Reviews

Aileen: Life And Death Of A Serial Killer

Everyone's favourite investigative smoothie Nick Broomfield updates his 1991 doc Selling Of A Serial Killer by re-cataloguing the tragic, shambolic life of Aileen Wuornos (from homeless woodswoman to vagrant prostitute to multiple murderer) and finally interviewing a clearly demented Wuornos only hours before her execution. More sombre than the usual Broomfield outings, but effective all the same.

Kate Rusby – Live From Leeds

Listen to Kate Rusby's records and her brand of folk revivalism suggests a rather serious and high-minded young woman.

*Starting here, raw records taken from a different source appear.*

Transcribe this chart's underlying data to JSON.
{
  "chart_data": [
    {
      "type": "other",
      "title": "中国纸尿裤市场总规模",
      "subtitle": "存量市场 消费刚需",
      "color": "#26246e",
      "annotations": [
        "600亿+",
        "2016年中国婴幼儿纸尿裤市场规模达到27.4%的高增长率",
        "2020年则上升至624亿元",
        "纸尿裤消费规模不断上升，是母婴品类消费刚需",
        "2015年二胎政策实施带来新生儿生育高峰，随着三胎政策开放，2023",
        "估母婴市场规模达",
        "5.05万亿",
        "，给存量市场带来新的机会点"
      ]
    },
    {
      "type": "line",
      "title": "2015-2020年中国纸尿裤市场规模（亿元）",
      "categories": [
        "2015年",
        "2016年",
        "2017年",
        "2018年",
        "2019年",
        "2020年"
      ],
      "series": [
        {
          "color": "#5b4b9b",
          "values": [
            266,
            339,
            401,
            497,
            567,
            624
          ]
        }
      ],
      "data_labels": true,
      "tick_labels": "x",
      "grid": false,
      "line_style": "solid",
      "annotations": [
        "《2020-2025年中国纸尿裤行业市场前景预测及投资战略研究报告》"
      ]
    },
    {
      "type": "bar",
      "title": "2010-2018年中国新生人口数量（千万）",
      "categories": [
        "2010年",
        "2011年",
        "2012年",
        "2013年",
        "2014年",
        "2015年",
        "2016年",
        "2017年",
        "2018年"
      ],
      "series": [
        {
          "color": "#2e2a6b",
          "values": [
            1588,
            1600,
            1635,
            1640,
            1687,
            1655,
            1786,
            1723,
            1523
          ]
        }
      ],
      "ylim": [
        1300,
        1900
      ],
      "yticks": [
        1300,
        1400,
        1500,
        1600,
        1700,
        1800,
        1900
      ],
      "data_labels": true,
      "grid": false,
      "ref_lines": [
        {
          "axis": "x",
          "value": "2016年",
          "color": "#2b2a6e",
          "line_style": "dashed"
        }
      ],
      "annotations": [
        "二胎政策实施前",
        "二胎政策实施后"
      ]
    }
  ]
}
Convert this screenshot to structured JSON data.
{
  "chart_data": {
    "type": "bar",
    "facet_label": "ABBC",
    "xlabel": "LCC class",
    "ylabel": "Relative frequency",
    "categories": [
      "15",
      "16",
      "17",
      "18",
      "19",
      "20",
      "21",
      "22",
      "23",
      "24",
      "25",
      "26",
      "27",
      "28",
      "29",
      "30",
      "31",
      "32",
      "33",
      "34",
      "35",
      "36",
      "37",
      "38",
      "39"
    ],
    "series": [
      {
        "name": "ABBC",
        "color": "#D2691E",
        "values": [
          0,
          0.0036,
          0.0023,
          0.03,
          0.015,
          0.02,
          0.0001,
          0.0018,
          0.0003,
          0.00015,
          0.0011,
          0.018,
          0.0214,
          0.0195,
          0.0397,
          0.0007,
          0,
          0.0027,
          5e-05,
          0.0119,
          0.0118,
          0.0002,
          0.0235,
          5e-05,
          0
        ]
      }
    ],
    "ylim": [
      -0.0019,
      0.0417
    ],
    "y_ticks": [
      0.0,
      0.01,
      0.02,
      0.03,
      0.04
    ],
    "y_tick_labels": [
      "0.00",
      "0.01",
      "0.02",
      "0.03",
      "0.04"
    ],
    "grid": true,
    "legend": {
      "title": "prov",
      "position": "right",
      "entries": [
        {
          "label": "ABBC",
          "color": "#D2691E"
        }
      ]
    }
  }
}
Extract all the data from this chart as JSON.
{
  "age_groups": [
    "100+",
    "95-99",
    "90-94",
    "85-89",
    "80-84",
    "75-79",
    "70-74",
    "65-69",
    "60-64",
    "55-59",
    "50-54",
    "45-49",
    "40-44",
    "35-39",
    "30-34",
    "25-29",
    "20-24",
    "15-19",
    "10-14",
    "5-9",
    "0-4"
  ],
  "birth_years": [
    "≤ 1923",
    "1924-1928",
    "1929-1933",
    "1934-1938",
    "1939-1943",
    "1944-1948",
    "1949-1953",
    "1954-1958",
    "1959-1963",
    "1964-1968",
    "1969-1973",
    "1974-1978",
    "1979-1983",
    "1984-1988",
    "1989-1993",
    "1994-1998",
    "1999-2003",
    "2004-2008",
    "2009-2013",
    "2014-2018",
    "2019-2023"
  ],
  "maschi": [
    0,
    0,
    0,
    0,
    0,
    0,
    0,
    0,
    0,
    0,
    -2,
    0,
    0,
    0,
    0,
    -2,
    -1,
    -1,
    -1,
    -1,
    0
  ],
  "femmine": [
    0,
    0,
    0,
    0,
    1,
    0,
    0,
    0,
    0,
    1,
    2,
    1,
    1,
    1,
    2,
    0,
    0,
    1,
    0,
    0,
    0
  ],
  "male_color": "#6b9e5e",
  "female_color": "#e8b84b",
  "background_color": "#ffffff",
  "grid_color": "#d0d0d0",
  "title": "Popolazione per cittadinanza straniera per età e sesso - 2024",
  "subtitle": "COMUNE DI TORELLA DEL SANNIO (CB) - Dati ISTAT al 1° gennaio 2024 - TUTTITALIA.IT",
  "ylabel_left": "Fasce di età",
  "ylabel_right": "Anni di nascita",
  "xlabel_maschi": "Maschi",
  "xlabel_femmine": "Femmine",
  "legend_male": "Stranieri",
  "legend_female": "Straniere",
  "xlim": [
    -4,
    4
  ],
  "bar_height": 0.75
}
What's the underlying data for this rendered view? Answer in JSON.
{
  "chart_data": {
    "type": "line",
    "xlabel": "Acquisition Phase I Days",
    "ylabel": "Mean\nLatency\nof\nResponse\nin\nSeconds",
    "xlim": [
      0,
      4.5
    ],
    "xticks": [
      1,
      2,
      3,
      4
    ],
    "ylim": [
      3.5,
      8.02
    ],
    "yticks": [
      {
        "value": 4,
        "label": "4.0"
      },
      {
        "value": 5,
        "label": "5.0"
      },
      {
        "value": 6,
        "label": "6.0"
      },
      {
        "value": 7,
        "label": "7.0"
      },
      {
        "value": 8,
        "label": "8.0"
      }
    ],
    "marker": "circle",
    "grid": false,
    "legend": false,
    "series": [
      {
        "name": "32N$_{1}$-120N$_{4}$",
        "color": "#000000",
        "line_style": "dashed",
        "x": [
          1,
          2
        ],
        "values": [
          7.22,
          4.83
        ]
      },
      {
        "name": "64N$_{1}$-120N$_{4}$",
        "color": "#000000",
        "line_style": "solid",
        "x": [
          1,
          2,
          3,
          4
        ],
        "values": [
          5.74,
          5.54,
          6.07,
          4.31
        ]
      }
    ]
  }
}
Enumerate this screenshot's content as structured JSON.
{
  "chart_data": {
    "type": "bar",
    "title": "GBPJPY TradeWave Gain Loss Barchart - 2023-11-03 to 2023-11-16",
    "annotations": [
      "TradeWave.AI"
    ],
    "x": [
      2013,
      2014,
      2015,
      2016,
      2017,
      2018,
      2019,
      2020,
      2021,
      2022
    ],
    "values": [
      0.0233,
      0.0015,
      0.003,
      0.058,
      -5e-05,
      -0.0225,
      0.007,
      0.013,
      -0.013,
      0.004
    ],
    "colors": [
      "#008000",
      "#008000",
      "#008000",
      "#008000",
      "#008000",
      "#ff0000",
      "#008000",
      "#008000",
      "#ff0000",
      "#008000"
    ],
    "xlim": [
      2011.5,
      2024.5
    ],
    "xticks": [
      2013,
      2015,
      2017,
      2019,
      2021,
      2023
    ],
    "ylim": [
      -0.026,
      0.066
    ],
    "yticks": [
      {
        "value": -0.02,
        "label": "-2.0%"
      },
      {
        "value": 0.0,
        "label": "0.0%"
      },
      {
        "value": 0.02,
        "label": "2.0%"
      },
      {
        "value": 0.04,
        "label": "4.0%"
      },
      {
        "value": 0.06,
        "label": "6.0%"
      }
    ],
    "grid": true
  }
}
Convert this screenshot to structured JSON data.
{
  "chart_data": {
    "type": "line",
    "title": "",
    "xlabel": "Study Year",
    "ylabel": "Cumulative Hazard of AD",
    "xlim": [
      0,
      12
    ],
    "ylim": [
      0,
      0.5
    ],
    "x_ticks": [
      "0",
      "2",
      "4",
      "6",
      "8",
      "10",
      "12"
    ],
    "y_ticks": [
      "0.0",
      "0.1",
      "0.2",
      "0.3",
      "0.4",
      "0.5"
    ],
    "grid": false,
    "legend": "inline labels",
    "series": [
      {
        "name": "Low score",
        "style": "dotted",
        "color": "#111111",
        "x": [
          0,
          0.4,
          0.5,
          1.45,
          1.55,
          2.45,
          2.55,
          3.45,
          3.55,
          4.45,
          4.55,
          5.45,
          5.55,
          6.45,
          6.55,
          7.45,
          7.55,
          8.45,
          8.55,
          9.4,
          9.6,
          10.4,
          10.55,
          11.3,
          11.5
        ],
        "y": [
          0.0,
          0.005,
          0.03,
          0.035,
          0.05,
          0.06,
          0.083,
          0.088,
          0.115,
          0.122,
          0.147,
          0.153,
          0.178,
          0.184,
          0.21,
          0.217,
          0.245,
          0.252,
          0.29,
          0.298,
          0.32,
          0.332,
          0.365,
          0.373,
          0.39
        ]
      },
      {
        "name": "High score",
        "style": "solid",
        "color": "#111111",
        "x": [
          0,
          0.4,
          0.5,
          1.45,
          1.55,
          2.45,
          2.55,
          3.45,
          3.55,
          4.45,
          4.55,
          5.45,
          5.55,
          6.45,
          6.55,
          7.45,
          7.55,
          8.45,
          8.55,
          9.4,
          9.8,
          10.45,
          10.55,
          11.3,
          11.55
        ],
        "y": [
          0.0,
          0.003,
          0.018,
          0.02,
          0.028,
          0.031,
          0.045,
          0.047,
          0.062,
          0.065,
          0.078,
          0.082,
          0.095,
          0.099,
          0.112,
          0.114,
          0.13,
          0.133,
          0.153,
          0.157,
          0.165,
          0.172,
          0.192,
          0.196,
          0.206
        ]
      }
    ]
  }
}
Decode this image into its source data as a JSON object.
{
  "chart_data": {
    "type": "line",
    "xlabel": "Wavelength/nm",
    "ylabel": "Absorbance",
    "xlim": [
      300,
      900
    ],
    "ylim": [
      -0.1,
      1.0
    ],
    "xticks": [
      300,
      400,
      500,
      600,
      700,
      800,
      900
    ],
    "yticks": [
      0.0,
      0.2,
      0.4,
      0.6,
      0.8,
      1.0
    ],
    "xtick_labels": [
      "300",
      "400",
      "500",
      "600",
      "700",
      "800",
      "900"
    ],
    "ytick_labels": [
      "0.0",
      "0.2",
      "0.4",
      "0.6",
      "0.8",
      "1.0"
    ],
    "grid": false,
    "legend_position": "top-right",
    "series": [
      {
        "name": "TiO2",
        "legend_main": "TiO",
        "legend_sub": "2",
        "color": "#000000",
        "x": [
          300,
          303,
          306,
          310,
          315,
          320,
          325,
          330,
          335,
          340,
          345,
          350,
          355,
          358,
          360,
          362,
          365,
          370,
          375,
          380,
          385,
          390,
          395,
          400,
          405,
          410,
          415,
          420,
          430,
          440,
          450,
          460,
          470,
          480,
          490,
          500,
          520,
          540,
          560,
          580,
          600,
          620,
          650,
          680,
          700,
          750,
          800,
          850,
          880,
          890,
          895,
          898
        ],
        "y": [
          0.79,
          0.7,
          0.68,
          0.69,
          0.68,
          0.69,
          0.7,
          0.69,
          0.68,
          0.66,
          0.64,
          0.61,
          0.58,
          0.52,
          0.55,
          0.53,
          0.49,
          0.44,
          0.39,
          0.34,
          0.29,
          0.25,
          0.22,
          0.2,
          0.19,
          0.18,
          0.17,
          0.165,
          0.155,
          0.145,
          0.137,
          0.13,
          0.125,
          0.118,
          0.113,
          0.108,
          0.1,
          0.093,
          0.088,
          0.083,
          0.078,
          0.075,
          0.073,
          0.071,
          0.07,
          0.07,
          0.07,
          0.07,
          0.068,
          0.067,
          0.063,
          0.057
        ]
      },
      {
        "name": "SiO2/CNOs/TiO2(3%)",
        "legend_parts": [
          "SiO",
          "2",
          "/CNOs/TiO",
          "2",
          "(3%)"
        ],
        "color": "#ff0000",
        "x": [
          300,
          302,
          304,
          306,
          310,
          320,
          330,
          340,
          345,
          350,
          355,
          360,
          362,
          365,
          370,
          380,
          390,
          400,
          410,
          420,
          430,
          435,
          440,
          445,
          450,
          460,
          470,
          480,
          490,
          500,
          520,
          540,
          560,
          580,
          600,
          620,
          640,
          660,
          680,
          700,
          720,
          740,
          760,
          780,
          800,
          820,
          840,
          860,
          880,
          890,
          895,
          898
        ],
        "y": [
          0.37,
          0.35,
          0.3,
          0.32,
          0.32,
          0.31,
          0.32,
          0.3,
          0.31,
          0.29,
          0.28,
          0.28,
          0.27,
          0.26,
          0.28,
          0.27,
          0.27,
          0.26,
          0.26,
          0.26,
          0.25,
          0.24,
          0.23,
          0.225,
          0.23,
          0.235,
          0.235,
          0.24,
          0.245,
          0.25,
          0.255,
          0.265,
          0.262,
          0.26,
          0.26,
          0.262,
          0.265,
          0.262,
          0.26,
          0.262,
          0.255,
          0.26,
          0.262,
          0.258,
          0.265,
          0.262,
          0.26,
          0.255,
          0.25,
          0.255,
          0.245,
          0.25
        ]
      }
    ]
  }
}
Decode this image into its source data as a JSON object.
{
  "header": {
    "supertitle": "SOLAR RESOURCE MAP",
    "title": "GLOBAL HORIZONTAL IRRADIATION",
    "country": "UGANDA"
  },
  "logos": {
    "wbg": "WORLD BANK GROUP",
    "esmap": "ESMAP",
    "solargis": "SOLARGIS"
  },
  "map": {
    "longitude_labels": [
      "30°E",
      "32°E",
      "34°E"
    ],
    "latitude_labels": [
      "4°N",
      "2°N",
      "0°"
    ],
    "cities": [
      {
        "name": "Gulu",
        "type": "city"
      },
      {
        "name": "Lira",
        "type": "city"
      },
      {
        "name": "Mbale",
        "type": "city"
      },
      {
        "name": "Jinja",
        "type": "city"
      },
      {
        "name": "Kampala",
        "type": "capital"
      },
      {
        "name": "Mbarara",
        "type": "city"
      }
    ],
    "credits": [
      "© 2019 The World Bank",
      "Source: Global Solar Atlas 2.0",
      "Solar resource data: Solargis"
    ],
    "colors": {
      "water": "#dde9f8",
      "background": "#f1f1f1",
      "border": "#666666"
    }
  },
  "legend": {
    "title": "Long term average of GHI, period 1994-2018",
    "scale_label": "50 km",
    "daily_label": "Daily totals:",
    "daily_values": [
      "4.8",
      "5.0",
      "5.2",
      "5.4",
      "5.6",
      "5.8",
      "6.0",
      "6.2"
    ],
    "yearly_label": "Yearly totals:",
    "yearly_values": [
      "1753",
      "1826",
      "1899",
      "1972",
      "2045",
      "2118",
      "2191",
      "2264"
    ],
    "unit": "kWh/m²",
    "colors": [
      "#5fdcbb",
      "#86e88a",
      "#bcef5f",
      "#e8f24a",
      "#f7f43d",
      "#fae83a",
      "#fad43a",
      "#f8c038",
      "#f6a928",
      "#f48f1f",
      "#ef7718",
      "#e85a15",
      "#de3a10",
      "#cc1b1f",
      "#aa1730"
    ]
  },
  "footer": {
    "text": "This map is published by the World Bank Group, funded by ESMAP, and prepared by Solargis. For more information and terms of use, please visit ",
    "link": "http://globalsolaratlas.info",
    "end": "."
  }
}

Yet in concert she's a revelation, interspersing sublime versions of traditional folk ballads with rambling but engaging introductions full of homely Yorkshire warmth and wit. Rusby makes folk music seem like fun again, and the feeling never flags throughout this 90-minute set.

The Mendoza Line – Fortune

If 2002's wonderful Lost In Revelry was Blonde On Blonde rescrambled by Westerberg and barbed by Costello, the more buoyant Fortune thrashes to the classic American assembly-line rock of Springsteen and the choppy pop of early Nick Lowe/Joe Jackson.

This Month In Soundtracks

The mighty Nyman's 60th birthday has been marked by six remastered re-releases. One, Decay Music, was produced by Brian Eno in 1976 and has never been available on CD before. Eno's written sleevenotes. It was one of the first significant contributions to 'minimalism', a word which Nyman, writing in The Spectator in the late '60s, was the first to apply to music. After mastering this means of expression, Nyman decided: "I don't believe that the best film scores are the ones you don't notice. I refuse to provide just background.

Bill Fay – From The Bottom Of An Old Grandfather Clock

Demos for Fay's eponymous 1970 Decca LP and rarely-heard late-'60s outtakes

Brian Auger – Get Auger-Nized! The Brian Auger Anthology

London muso's rise from mod-bod to jazz-head across two CDs

Fatal Distraction

The director of Get Carter gets back with the British mobsters

Dark Star: Special Edition

Written as a student project with future Alien writer Dan O'Bannon, John Carpenter's ingenious no-budget directorial debut, named after a Grateful Dead song was the first stoner sci-fi pic. On a scuzzy spaceship far away, four furry freak surf dude astronauts are bored out of their skulls on a long-haul mission to destroy unstable planets, and plagued by troubles when their talking bomb gets ideas of its own and the alien "pet" O'Bannon has smuggled aboard escapes. Sideswipes at Kubrick's 2001 are entirely intentional; the attack of the munchies the movie brings on pure coincidence.

Dr Mabuse: The Gambler

Fritz Lang's seminal 1922 thriller unleashed cinema's first modern criminal, Mabuse, a shadowy underworld figure with a thousand faces. Combining technological genius with an almost occult ability to terrify, Lang's Mabuse is a sinister, manipulative mastermind. The 1933 sequel, The Testament Of Dr Mabuse, is even better, with Mabuse as a demonic Hitler figure. Everything from Bond to Blue Velvet starts here.

The Postman Always Rings Twice

In its 1946, Hays Code day, this adaptation of James M Cain's novel was provocative and erotic, although it was later out-raunched by the '81 Jack'n'Jessica version. This drips with textbook noir, and echoes Double Indemnity in both story and style. Femme fatale prototype Lana Turner tempts John Garfield to off her husband, but their comeuppance is inevitable. "He had to have her love—if he hung for it!"